Women almost always love to dance more than men, who endure the activity only long enough to get someone to sleep with them. Far sadder are the guys who never dance at all. Perhaps they fear that dancing will cause them to appear as something less than a towering stud. Not here in the great-state-of. In Texas not only do men dance but the absolute manliest of men are the best dancers of all! Back (again) in bachelorette days, I ended up in Stamford for the Texas Cowboy Reunion. I stood on the sidelines at the dance that evening, astonished at how hydraulically smooth the couples gliding past were, when a real, true, calf-castrating, fence-mending, jeans-tucked-into-his-boots cowboy asked me to two-step. Fresh from years of amoebic slopping and sensing that cool jerking to “San Antonio Rose” was not going to work, I admitted that I couldn’t “touch dance.”

He sluiced his chaw a little deeper over to the side of his mouth and asked, “Can you walk? Cuz if you can walk, you can two-step.” Then he taught me just the way his Czech mother had taught him back on the ranch after she’d cleared the furniture out of the house to make room for her and her many children to quick-quick, slow-slow, quick-quick, slow-slow. I hooked my thumb on his belt loop, and just that easily, I joined the circle of couples waltzing counterclockwise across Texas.

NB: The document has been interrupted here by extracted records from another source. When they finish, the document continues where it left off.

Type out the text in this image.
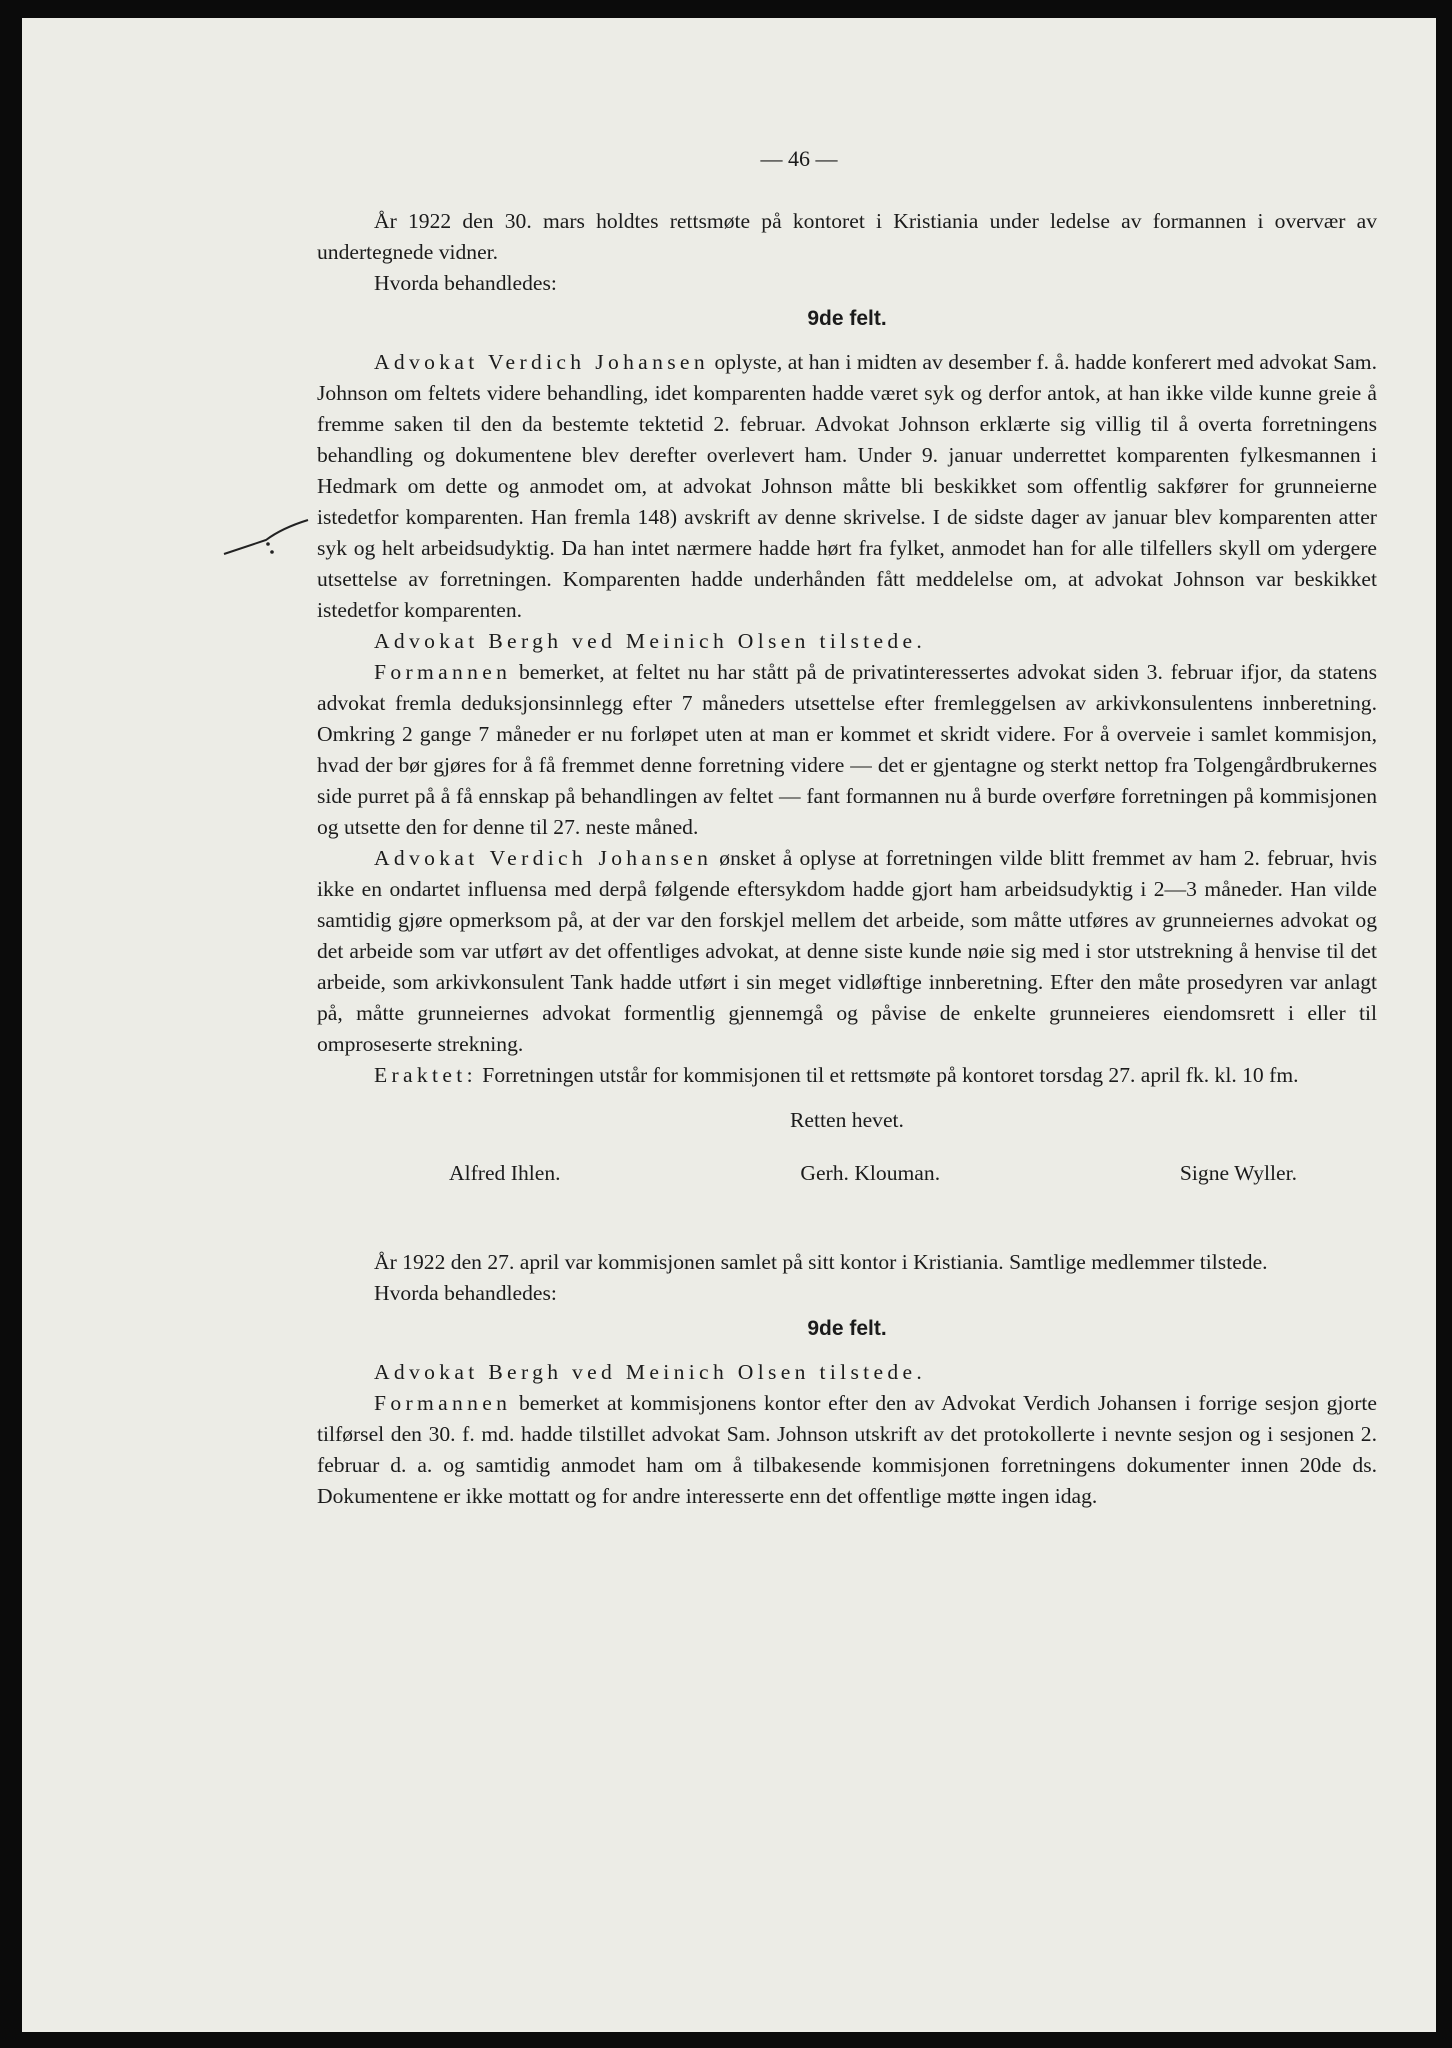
— 46 —

År 1922 den 30. mars holdtes rettsmøte på kontoret i Kristiania under ledelse av formannen i overvær av undertegnede vidner.

Hvorda behandledes:

9de felt.

Advokat Verdich Johansen oplyste, at han i midten av desember f. å. hadde konferert med advokat Sam. Johnson om feltets videre behandling, idet komparenten hadde været syk og derfor antok, at han ikke vilde kunne greie å fremme saken til den da bestemte tektetid 2. februar. Advokat Johnson erklærte sig villig til å overta forretningens behandling og dokumentene blev derefter overlevert ham. Under 9. januar underrettet komparenten fylkesmannen i Hedmark om dette og anmodet om, at advokat Johnson måtte bli beskikket som offentlig sakfører for grunneierne istedetfor komparenten. Han fremla 148) avskrift av denne skrivelse. I de sidste dager av januar blev komparenten atter syk og helt arbeidsudyktig. Da han intet nærmere hadde hørt fra fylket, anmodet han for alle tilfellers skyll om ydergere utsettelse av forretningen. Komparenten hadde underhånden fått meddelelse om, at advokat Johnson var beskikket istedetfor komparenten.

Advokat Bergh ved Meinich Olsen tilstede.

Formannen bemerket, at feltet nu har stått på de privatinteressertes advokat siden 3. februar ifjor, da statens advokat fremla deduksjonsinnlegg efter 7 måneders utsettelse efter fremleggelsen av arkivkonsulentens innberetning. Omkring 2 gange 7 måneder er nu forløpet uten at man er kommet et skridt videre. For å overveie i samlet kommisjon, hvad der bør gjøres for å få fremmet denne forretning videre — det er gjentagne og sterkt nettop fra Tolgengårdbrukernes side purret på å få ennskap på behandlingen av feltet — fant formannen nu å burde overføre forretningen på kommisjonen og utsette den for denne til 27. neste måned.

Advokat Verdich Johansen ønsket å oplyse at forretningen vilde blitt fremmet av ham 2. februar, hvis ikke en ondartet influensa med derpå følgende eftersykdom hadde gjort ham arbeidsudyktig i 2—3 måneder. Han vilde samtidig gjøre opmerksom på, at der var den forskjel mellem det arbeide, som måtte utføres av grunneiernes advokat og det arbeide som var utført av det offentliges advokat, at denne siste kunde nøie sig med i stor utstrekning å henvise til det arbeide, som arkivkonsulent Tank hadde utført i sin meget vidløftige innberetning. Efter den måte prosedyren var anlagt på, måtte grunneiernes advokat formentlig gjennemgå og påvise de enkelte grunneieres eiendomsrett i eller til omproseserte strekning.

Eraktet: Forretningen utstår for kommisjonen til et rettsmøte på kontoret torsdag 27. april fk. kl. 10 fm.

Retten hevet.

Alfred Ihlen.	Gerh. Klouman.	Signe Wyller.

År 1922 den 27. april var kommisjonen samlet på sitt kontor i Kristiania. Samtlige medlemmer tilstede.

Hvorda behandledes:

9de felt.

Advokat Bergh ved Meinich Olsen tilstede.

Formannen bemerket at kommisjonens kontor efter den av Advokat Verdich Johansen i forrige sesjon gjorte tilførsel den 30. f. md. hadde tilstillet advokat Sam. Johnson utskrift av det protokollerte i nevnte sesjon og i sesjonen 2. februar d. a. og samtidig anmodet ham om å tilbakesende kommisjonen forretningens dokumenter innen 20de ds. Dokumentene er ikke mottatt og for andre interesserte enn det offentlige møtte ingen idag.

But this doesn’t mean that dancing is only for bachelors. Husbands, the words your wives most yearn to hear (aside from “Is anyone else chilly? Can we turn down the AC?” or “Here, baby doll, you control the remote.” Or even “Give me that. Women as fine, fine, fine looking as you shouldn’t be pushing around a vacuum cleaner!”) are “Gosh, I’ve always dreamed of taking tango lessons.” Salsa is also good.

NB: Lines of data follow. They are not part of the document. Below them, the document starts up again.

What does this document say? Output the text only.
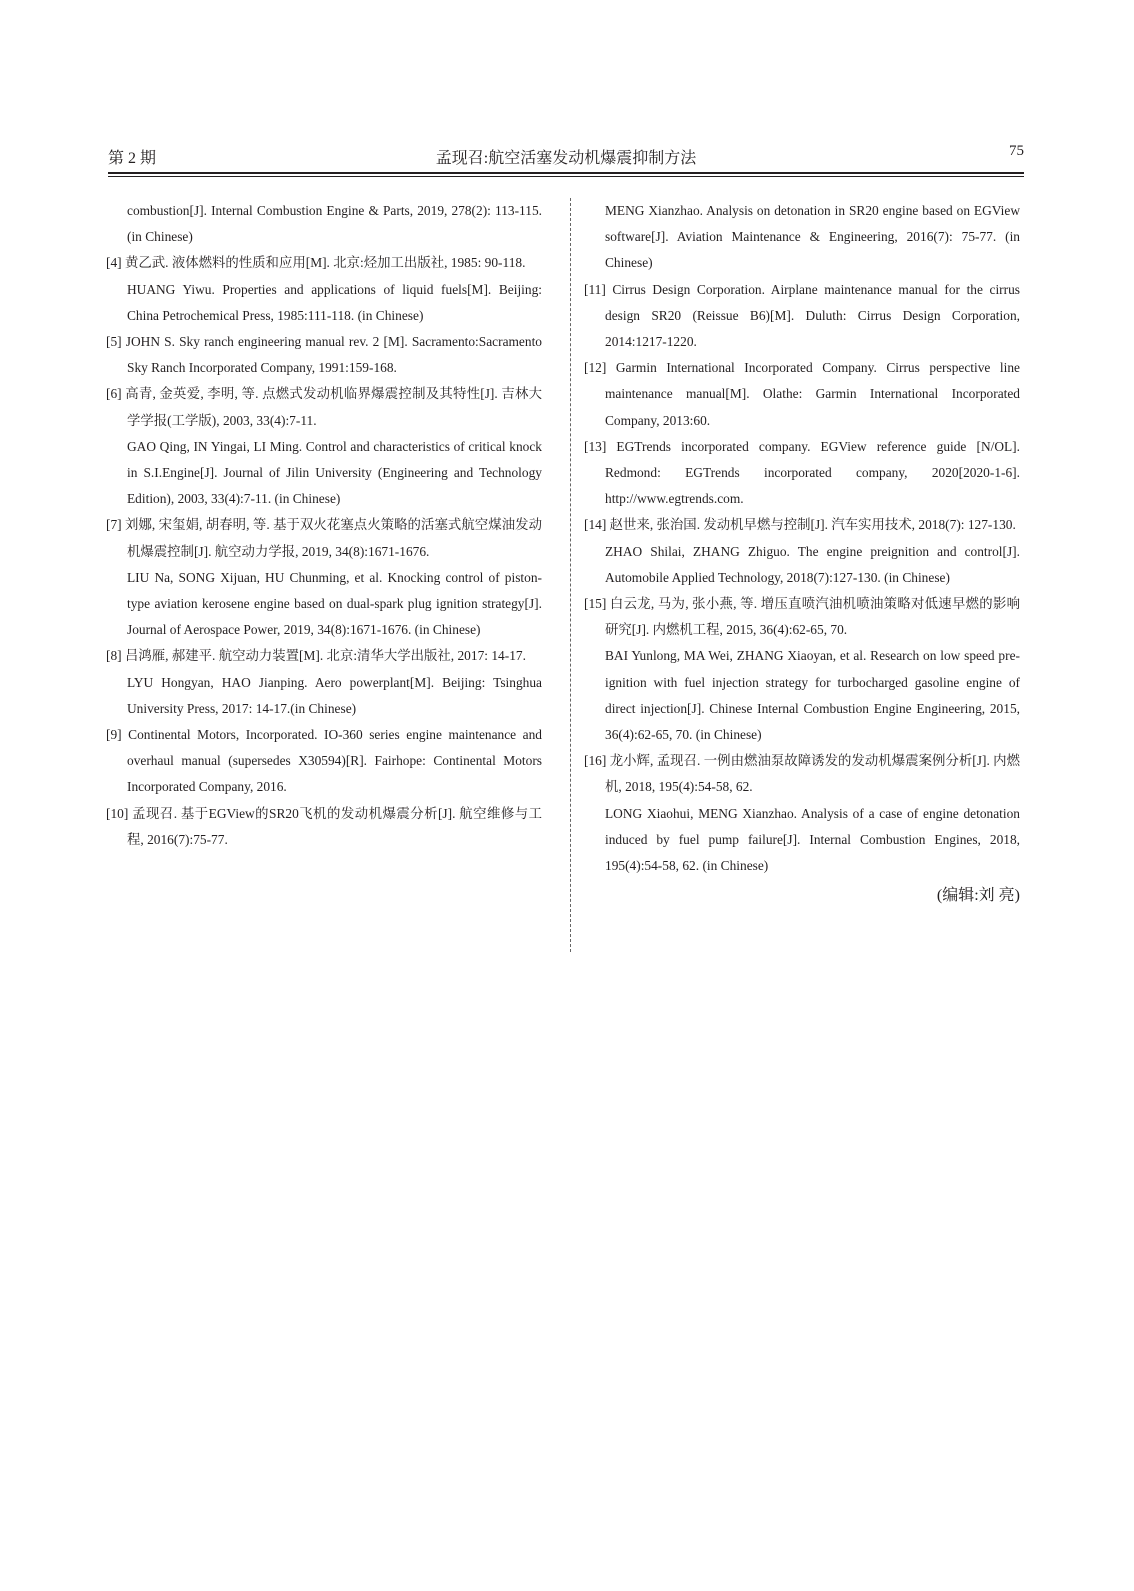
第 2 期	孟现召:航空活塞发动机爆震抑制方法	75
combustion[J]. Internal Combustion Engine & Parts, 2019, 278(2): 113-115. (in Chinese)
[4] 黄乙武. 液体燃料的性质和应用[M]. 北京:烃加工出版社, 1985: 90-118.
HUANG Yiwu. Properties and applications of liquid fuels[M]. Beijing: China Petrochemical Press, 1985:111-118. (in Chinese)
[5] JOHN S. Sky ranch engineering manual rev. 2 [M]. Sacramento:Sacramento Sky Ranch Incorporated Company, 1991:159-168.
[6] 高青, 金英爱, 李明, 等. 点燃式发动机临界爆震控制及其特性[J]. 吉林大学学报(工学版), 2003, 33(4):7-11.
GAO Qing, IN Yingai, LI Ming. Control and characteristics of critical knock in S.I.Engine[J]. Journal of Jilin University (Engineering and Technology Edition), 2003, 33(4):7-11. (in Chinese)
[7] 刘娜, 宋玺娟, 胡春明, 等. 基于双火花塞点火策略的活塞式航空煤油发动机爆震控制[J]. 航空动力学报, 2019, 34(8):1671-1676.
LIU Na, SONG Xijuan, HU Chunming, et al. Knocking control of piston-type aviation kerosene engine based on dual-spark plug ignition strategy[J]. Journal of Aerospace Power, 2019, 34(8):1671-1676. (in Chinese)
[8] 吕鸿雁, 郝建平. 航空动力装置[M]. 北京:清华大学出版社, 2017: 14-17.
LYU Hongyan, HAO Jianping. Aero powerplant[M]. Beijing: Tsinghua University Press, 2017: 14-17.(in Chinese)
[9] Continental Motors, Incorporated. IO-360 series engine maintenance and overhaul manual (supersedes X30594)[R]. Fairhope: Continental Motors Incorporated Company, 2016.
[10] 孟现召. 基于EGView的SR20飞机的发动机爆震分析[J]. 航空维修与工程, 2016(7):75-77.
MENG Xianzhao. Analysis on detonation in SR20 engine based on EGView software[J]. Aviation Maintenance & Engineering, 2016(7): 75-77. (in Chinese)
[11] Cirrus Design Corporation. Airplane maintenance manual for the cirrus design SR20 (Reissue B6)[M]. Duluth: Cirrus Design Corporation, 2014:1217-1220.
[12] Garmin International Incorporated Company. Cirrus perspective line maintenance manual[M]. Olathe: Garmin International Incorporated Company, 2013:60.
[13] EGTrends incorporated company. EGView reference guide [N/OL]. Redmond: EGTrends incorporated company, 2020[2020-1-6]. http://www.egtrends.com.
[14] 赵世来, 张治国. 发动机早燃与控制[J]. 汽车实用技术, 2018(7): 127-130.
ZHAO Shilai, ZHANG Zhiguo. The engine preignition and control[J]. Automobile Applied Technology, 2018(7):127-130. (in Chinese)
[15] 白云龙, 马为, 张小燕, 等. 增压直喷汽油机喷油策略对低速早燃的影响研究[J]. 内燃机工程, 2015, 36(4):62-65, 70.
BAI Yunlong, MA Wei, ZHANG Xiaoyan, et al. Research on low speed pre-ignition with fuel injection strategy for turbocharged gasoline engine of direct injection[J]. Chinese Internal Combustion Engine Engineering, 2015, 36(4):62-65, 70. (in Chinese)
[16] 龙小辉, 孟现召. 一例由燃油泵故障诱发的发动机爆震案例分析[J]. 内燃机, 2018, 195(4):54-58, 62.
LONG Xiaohui, MENG Xianzhao. Analysis of a case of engine detonation induced by fuel pump failure[J]. Internal Combustion Engines, 2018, 195(4):54-58, 62. (in Chinese)
(编辑:刘 亮)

Here’s how desperate women are to dance: They pack into classes offering all the partnerless mutations of the real thing—Strippercise, Sweatin’ to the Oldies, Cardio Hip-Hop, Yo! Yo! Yoga!, belly dancing, and the saddest of all the substitutes, tap. But the most extreme manifestation of a woman’s unstoppable desire to get her groove on has to be the explosive popularity of flamenco. While researching The Flamenco Academy, I sat in—the operational word here being “sat”—on dozens of classes and watched housewives, attorneys, Department of Motor Vehicles clerks, and one nun from Gallup, New Mexico, stamping, stomping, and pounding their way to solo dance ecstasy. All of them no doubt dreaming about fiery Latin-lover partners. Except, of course, for the nun, and she was already spoken for.

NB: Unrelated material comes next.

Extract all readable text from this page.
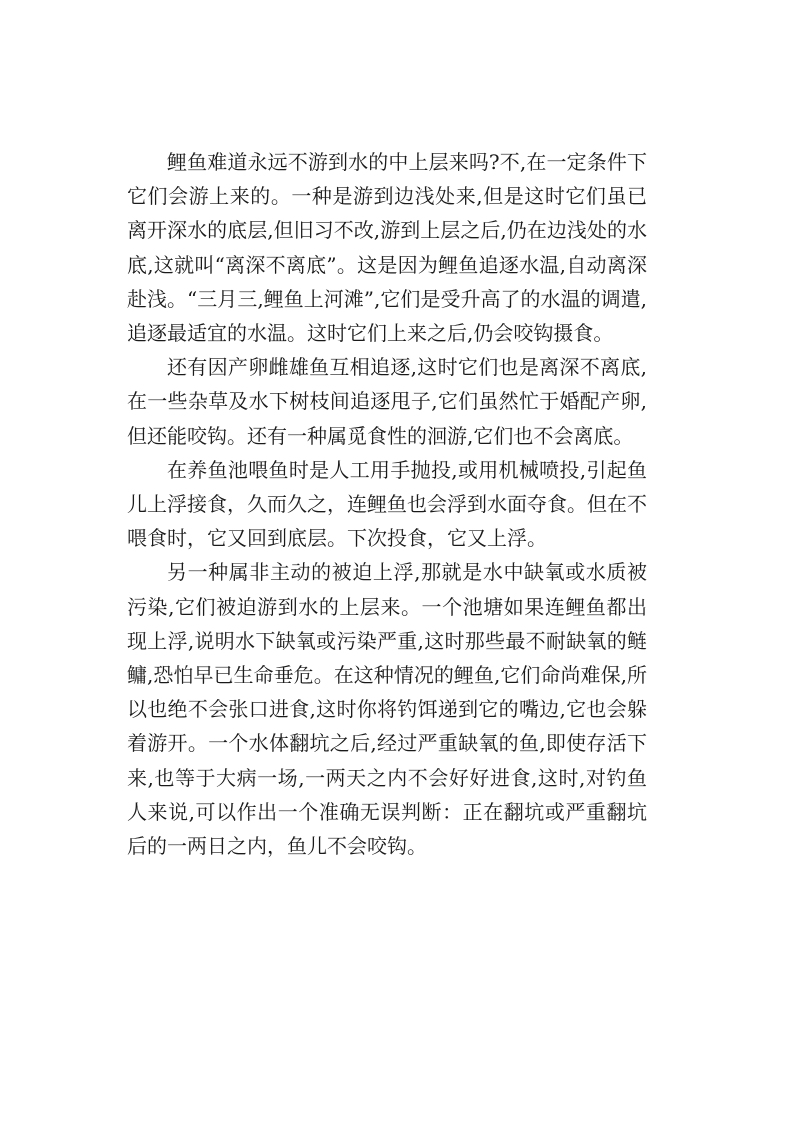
鲤鱼难道永远不游到水的中上层来吗?不,在一定条件下它们会游上来的。一种是游到边浅处来,但是这时它们虽已离开深水的底层,但旧习不改,游到上层之后,仍在边浅处的水底,这就叫“离深不离底”。这是因为鲤鱼追逐水温,自动离深赴浅。“三月三,鲤鱼上河滩”,它们是受升高了的水温的调遣,追逐最适宜的水温。这时它们上来之后,仍会咬钩摄食。

还有因产卵雌雄鱼互相追逐,这时它们也是离深不离底,在一些杂草及水下树枝间追逐甩子,它们虽然忙于婚配产卵,但还能咬钩。还有一种属觅食性的洄游,它们也不会离底。

在养鱼池喂鱼时是人工用手抛投,或用机械喷投,引起鱼儿上浮接食，久而久之，连鲤鱼也会浮到水面夺食。但在不喂食时，它又回到底层。下次投食，它又上浮。

另一种属非主动的被迫上浮,那就是水中缺氧或水质被污染,它们被迫游到水的上层来。一个池塘如果连鲤鱼都出现上浮,说明水下缺氧或污染严重,这时那些最不耐缺氧的鲢鳙,恐怕早已生命垂危。在这种情况的鲤鱼,它们命尚难保,所以也绝不会张口进食,这时你将钓饵递到它的嘴边,它也会躲着游开。一个水体翻坑之后,经过严重缺氧的鱼,即使存活下来,也等于大病一场,一两天之内不会好好进食,这时,对钓鱼人来说,可以作出一个准确无误判断：正在翻坑或严重翻坑后的一两日之内，鱼儿不会咬钩。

All I’m saying is, mamas, don’t let your babies grow up to be nondancers. Help them fulfill their Lone Star destiny. Clear out the furniture and teach them to dance. Get them ready for the moment when fate steps in and knocks out the AC in your future daughter-in-law’s bachelorette pad.

Oops, gotta go. They’re playing our song. El Hubbo, the Hub of My Universe, maintains it’s a waltz. I’m pretty sure it’s a polka.